Tribunal Administratif de Nantes — Décision N° TA44-2415862

vendredi 31 janvier 2025

JuridictionTribunal Administratif de Nantes
SectionTribunal Administratif de Nantes
N° DossierTA44-2415862
TypeOrdonnance
RecoursExcès de pouvoir

Résumé IA

Le Tribunal administratif de Nantes a rejeté la requête de M. A, qui contestait le refus de visa de court séjour opposé par la commission de recours contre les décisions de refus de visa d'entrée en France. La requête a été jugée manifestement irrecevable car M. A, résidant en Inde, n'a pas régularisé sa procédure en élisant domicile sur le territoire français ou européen, comme l'exige l'article R. 431-8 du code de justice administrative, malgré une demande de régularisation du tribunal. L'ordonnance se fonde sur l'article R. 222-1 4° du même code pour rejeter la requête sans examen au fond.

Texte intégral

Vu la procédure suivante :

Par une requête enregistrée le 9 octobre 2024, M. C A demande au tribunal d'annuler la décision du 27 août 2024 par laquelle la commission de recours contre les décisions de refus de visa d'entrée en France, saisie d'un recours administratif préalable obligatoire formé contre la décision de l'autorité consulaire française à Pondichéry (Inde) refusant de lui délivrer un visa de court séjour, a refusé de délivrer le visa sollicité.

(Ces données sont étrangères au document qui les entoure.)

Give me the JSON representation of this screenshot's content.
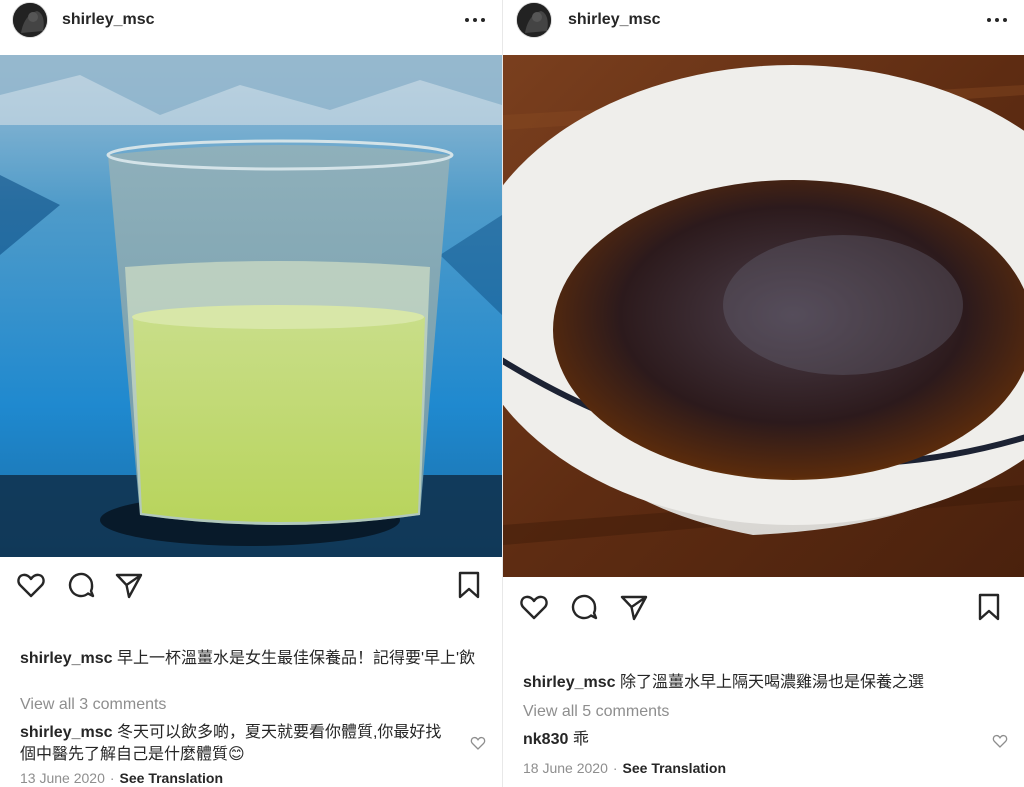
{
  "posts": [
    {
      "username": "shirley_msc",
      "caption_user": "shirley_msc",
      "caption_text": "早上一杯溫薑水是女生最佳保養品！記得要'早上'飲",
      "view_all": "View all 3 comments",
      "comment_user": "shirley_msc",
      "comment_text": "冬天可以飲多啲，夏天就要看你體質,你最好找個中醫先了解自己是什麼體質😊",
      "date": "13 June 2020",
      "separator": "·",
      "see_translation": "See Translation"
    },
    {
      "username": "shirley_msc",
      "caption_user": "shirley_msc",
      "caption_text": "除了溫薑水早上隔天喝濃雞湯也是保養之選",
      "view_all": "View all 5 comments",
      "comment_user": "nk830",
      "comment_text": "乖",
      "date": "18 June 2020",
      "separator": "·",
      "see_translation": "See Translation"
    }
  ],
  "icons": {
    "like": "heart-icon",
    "comment": "comment-icon",
    "share": "paper-plane-icon",
    "save": "bookmark-icon",
    "more": "more-options-icon"
  },
  "colors": {
    "text": "#262626",
    "muted": "#8e8e8e",
    "border": "#e8e8e8"
  }
}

Vu les autres pièces du dossier.

Vu le code de justice administrative.

Considérant ce qui suit :

1. Aux termes de l'article R. 222-1 du code de justice administrative : " Les présidents de tribunal administratif (), les premiers vice-présidents des tribunaux () et les présidents de formation de jugement des tribunaux () peuvent, par ordonnance : () / 4° Rejeter les requêtes manifestement irrecevables, lorsque la juridiction n'est pas tenue d'inviter leur auteur à les régulariser ou qu'elles n'ont pas été régularisées à l'expiration du délai imparti par une demande en ce sens ; () ".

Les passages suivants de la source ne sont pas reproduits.